The Navy knew the tanks leaked. They leaked anyway.
The Contamination
In November 2021, families living in military housing near Joint Base Pearl Harbor-Hickam began reporting that their tap water smelled like fuel. Children were getting sick. Pets were dying. The water was visibly oily.
The Navy initially denied there was a problem.
Then 93,000 people, military families and civilians alike, were told not to use their tap water. The contamination was traced to a massive fuel leak from the Red Hill facility. Jet fuel, JP-5, had entered the water supply through the Navy's own water system, which drew from a well directly below the fuel tanks.
A Pattern, Not an Accident
The 2021 leak was not the first. The tanks had leaked repeatedly for decades. In 2014, 27,000 gallons of fuel leaked from Tank 5. The Navy promised repairs and safeguards. The state issued compliance orders.
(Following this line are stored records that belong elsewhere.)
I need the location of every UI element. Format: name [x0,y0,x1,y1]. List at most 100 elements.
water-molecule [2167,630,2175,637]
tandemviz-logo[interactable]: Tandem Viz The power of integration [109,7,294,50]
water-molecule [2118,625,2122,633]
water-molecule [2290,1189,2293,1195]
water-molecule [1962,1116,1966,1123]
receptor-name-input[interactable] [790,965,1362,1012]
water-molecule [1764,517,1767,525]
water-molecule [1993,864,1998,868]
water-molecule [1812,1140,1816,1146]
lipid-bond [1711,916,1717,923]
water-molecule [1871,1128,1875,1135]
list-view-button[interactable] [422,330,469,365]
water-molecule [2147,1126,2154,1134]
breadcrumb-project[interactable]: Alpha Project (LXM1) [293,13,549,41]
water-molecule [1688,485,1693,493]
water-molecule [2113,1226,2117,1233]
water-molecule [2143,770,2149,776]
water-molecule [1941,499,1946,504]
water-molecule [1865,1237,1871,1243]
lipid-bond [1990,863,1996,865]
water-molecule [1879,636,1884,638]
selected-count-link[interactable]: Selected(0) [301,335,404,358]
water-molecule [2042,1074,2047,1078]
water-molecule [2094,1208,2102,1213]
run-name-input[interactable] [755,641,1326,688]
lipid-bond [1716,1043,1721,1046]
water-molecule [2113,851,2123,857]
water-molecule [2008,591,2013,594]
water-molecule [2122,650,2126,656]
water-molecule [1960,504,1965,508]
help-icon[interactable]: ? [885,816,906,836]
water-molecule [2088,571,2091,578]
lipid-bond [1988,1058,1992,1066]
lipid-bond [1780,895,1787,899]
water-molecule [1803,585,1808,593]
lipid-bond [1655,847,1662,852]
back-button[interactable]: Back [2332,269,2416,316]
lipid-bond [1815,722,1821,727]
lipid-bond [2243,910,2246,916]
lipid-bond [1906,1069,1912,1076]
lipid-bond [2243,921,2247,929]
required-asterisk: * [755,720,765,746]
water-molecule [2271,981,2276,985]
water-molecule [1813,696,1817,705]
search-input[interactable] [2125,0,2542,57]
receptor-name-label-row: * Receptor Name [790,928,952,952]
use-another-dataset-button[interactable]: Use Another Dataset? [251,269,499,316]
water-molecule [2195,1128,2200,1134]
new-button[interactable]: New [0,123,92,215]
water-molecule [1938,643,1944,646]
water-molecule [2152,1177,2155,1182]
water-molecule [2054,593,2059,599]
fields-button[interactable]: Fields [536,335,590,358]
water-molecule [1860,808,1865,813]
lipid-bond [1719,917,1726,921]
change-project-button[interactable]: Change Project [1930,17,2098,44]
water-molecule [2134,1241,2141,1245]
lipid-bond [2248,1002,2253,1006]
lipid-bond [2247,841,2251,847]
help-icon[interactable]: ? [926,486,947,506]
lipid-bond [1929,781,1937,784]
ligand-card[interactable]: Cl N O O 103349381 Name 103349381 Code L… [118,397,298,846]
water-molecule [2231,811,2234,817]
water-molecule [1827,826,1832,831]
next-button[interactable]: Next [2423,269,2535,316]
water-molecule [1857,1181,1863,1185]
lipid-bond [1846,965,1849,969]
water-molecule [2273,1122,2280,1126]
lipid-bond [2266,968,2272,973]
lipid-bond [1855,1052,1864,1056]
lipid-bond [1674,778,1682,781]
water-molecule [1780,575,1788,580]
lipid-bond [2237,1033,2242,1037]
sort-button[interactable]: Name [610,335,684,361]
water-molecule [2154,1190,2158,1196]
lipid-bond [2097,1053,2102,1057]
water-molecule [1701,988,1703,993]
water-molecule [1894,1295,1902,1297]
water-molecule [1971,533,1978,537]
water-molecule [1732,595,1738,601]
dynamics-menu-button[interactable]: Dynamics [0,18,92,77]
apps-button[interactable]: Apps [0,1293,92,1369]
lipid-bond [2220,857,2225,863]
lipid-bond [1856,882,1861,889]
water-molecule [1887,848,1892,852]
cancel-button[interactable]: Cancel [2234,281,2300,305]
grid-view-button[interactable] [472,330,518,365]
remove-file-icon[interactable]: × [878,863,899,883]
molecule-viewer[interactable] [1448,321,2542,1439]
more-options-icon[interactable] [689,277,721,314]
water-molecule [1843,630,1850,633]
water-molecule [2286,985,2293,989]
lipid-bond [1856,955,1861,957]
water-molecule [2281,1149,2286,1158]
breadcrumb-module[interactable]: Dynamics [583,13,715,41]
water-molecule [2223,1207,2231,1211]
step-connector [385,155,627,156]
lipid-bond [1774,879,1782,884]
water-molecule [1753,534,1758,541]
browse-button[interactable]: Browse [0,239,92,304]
Nothing was sufficient.
The fundamental problem was never the age of the tanks or the maintenance schedule. The fundamental problem was storing 180 million gallons of poison on top of a drinking water source.
The Shutdown
After enormous public pressure, protests, and legal action by the State of Hawai'i, the Navy agreed to defuel and permanently close the Red Hill facility. The defueling was completed in 2024.
But the cleanup continues. Fuel remains in the soil and rock. The full extent of aquifer contamination is still being assessed. The affected communities are still dealing with health consequences.
Why This Matters Now
Red Hill is a case study in environmental colonialism. The military treated Hawaiian land and water as disposable. The facility was built in 1943 during wartime, but it operated for 80 years afterward because shutting it down was inconvenient.
The same pattern repeats across the islands. Military installations contaminate land and water. Communities bear the health consequences. Cleanup takes decades. The people who made the decisions face no consequences.
The land remembers what was done to it.